Spiro montre ainsi que l'argile peut aussi être un matériau de construction sérieux pour l'architecture moderne. Pour elle, les avantages sont évidents : "La terre battue provient directement du sol, elle est entièrement dégradable et n'est pas cuite, ce qui permet d'économiser de l'énergie. Ce matériau assure en outre un bon climat dans la maison, peut être facilement réparé et est réutilisable". Il n'est toutefois pas certain que l'argile soit plus souvent utilisée à l'avenir, car son utilisation est encore liée à un travail manuel co?teux et n'est guère normalisée.
Outre l'argile, Spiro s'intéresse à un autre matériau qui ne manque presque jamais sur un chantier : le crépi. "Bien que ce mélange de sable, de chaux et d'eau soit omniprésent, nous avons constaté que nous en savions très peu", explique Spiro. Dans un ouvrage paru en 2012, elle montre que les possibilités offertes par ce matériau sont bien plus variées que ne le laissent supposer les pratiques d'utilisation courantes. Le site Manuel est devenu entre-temps un ouvrage de référence pour les architectes et ne manque pratiquement jamais dans un bureau de planification.
Comment commencer et finir
Pour résumer son expérience de 15 ans d'enseignement, Spiro publie en 2018 le volume "A comme Instituer". Elle y aborde la question de l'enseignement de l'architecture et de la construction en première année d'études et la manière d'intéresser les futurs architectes à la conception.
Le livre montre de manière impressionnante que les architectes doivent, dès le début, se préoccuper en permanence des fondements de leur discipline. "Qu'est-ce qui fait tenir un b?timent ? Comment est-il utilisé ? Quel est l'effet de la lumière ? Quelles sont les proportions des pièces ? Quelle est l'influence des matériaux sur la forme ? Ces questions sont tout aussi pertinentes pour les étudiants de première année que pour les praticiens expérimentés", explique M. Spiro.
Bient?t, Annette Spiro tournera le dos à l'ETH Zurich. Mais l'architecte ne s'ennuiera certainement pas : un poste de professeur invité à l'université de Cambridge et un nouveau projet de livre sur les enduits intérieurs l'attendent. Et pendant son temps libre, elle aimerait se remettre à dessiner et travailler sur un roman graphique.
La chroniqueuse secrète
Avec la disparition d'Annette Spiro, l'ETH perd non seulement une enseignante enthousiaste, mais aussi une chroniqueuse secrète de sa discipline : en effet, peu de personnes connaissent mieux que la professeure de l'ETH Zurich le mode de fonctionnement des jeunes architectes à l'ETH Zurich.
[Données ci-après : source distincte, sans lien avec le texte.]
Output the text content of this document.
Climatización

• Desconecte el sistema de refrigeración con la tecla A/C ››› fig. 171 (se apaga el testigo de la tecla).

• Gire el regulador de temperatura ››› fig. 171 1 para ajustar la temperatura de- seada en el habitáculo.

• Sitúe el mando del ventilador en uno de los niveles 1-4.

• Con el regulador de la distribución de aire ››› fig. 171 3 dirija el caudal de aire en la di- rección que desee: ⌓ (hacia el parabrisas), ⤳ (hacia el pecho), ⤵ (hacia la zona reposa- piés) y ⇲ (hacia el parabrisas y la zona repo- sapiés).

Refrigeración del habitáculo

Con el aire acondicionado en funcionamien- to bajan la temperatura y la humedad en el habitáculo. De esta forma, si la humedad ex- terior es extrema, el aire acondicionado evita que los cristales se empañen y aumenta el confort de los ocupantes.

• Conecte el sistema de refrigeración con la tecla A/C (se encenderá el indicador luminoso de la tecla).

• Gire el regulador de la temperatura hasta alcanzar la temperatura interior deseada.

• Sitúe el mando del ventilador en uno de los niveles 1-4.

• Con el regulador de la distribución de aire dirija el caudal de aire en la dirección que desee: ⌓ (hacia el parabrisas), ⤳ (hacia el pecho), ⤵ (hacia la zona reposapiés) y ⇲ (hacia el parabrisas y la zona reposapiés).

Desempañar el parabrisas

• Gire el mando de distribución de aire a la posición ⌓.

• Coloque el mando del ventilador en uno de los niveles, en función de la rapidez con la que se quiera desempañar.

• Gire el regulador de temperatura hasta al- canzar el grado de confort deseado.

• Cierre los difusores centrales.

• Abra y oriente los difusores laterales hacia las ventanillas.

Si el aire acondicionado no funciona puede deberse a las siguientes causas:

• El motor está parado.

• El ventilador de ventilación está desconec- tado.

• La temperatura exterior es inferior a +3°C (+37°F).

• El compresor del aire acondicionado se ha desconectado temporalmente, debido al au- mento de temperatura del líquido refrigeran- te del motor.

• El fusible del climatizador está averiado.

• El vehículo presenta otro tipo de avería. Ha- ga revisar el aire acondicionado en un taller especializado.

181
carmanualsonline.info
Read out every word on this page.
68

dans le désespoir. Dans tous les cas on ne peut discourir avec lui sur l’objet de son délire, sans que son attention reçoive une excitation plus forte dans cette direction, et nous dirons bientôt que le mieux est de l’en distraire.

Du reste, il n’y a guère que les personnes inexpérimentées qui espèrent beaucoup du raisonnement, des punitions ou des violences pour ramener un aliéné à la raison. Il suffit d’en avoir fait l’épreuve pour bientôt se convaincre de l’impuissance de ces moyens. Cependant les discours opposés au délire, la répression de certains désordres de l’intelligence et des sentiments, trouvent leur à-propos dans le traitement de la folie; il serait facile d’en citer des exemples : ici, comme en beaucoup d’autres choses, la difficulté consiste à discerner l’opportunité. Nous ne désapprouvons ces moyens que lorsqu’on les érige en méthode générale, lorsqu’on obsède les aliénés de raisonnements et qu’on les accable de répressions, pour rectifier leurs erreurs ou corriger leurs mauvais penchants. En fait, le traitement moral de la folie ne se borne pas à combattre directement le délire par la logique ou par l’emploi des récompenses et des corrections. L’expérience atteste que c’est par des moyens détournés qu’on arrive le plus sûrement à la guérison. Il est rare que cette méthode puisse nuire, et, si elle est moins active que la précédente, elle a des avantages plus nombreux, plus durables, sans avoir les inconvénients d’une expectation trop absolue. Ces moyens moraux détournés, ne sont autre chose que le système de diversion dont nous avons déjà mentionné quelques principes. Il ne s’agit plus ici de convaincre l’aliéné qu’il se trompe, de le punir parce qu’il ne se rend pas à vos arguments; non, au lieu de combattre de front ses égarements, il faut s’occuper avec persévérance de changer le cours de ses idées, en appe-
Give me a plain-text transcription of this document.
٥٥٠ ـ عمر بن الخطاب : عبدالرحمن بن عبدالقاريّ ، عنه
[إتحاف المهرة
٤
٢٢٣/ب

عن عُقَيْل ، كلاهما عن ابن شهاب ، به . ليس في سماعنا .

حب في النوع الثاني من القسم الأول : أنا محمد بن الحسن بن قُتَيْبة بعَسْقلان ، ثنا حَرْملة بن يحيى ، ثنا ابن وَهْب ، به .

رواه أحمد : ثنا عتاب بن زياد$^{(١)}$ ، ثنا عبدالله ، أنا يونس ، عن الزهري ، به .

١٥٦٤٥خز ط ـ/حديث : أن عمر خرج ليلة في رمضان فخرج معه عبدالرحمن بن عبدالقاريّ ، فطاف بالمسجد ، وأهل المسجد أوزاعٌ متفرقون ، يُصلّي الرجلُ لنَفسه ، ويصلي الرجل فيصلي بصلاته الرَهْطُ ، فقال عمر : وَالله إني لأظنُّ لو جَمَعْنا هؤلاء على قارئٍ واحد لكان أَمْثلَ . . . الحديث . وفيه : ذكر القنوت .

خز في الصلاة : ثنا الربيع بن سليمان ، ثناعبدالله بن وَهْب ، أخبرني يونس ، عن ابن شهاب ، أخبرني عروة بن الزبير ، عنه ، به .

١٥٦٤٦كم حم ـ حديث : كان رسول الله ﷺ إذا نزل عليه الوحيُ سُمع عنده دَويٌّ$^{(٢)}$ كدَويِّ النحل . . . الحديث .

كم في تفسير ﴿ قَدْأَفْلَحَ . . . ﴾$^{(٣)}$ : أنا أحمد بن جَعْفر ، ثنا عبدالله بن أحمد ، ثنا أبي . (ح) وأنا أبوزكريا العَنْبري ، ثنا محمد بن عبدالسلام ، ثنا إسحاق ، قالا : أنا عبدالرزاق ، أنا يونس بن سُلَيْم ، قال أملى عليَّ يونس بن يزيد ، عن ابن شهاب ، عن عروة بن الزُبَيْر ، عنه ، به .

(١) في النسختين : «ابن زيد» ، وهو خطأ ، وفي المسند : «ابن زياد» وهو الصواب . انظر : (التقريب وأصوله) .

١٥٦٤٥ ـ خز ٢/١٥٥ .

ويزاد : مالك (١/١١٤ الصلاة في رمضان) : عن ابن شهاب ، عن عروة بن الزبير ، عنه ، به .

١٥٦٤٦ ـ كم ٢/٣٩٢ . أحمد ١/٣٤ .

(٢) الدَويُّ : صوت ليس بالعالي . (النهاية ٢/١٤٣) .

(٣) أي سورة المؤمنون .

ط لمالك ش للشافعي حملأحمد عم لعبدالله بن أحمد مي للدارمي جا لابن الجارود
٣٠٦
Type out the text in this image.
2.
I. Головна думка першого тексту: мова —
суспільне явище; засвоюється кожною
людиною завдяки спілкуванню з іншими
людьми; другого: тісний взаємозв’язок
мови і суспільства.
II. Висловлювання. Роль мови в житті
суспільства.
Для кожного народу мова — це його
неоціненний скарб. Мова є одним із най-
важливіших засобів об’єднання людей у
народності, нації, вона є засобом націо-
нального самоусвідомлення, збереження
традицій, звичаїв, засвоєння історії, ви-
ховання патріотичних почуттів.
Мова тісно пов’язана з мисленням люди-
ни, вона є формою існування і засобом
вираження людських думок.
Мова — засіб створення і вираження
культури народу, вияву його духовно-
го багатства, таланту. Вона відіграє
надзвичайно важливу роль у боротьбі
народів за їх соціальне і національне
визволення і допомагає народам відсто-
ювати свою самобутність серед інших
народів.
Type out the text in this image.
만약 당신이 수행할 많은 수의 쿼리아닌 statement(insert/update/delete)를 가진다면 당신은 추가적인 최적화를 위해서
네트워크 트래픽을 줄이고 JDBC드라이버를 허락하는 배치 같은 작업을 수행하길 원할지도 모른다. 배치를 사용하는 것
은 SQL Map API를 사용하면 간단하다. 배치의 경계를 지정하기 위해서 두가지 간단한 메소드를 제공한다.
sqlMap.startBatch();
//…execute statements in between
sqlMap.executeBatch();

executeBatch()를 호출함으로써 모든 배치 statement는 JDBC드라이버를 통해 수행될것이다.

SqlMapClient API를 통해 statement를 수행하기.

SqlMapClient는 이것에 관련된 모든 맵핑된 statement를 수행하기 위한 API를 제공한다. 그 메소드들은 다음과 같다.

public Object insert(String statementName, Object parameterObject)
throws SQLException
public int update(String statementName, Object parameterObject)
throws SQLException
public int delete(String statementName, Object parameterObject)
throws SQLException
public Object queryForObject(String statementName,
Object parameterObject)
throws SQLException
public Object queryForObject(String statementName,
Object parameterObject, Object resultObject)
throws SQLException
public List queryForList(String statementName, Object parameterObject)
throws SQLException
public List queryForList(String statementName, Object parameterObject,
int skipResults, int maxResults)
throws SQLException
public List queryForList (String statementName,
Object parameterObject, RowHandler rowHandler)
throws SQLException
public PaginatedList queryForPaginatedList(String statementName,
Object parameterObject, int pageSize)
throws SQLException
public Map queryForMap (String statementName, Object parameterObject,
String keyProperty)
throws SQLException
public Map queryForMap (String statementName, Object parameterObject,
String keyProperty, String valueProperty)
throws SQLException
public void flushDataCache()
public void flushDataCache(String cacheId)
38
Depuis 2007, elle observe année après année l'évolution de l'image que les étudiants ont d'eux-mêmes.
"Aujourd'hui, les jeunes ne veulent plus devenir des architectes stars qui font sensation avec des constructions spectaculaires. Ce qui les intéresse plut?t, c'est la contribution que l'architecture peut apporter à un monde plus juste, plus inclusif et plus durable", explique Spiro, qui ajoute : "Cela me rend confiant".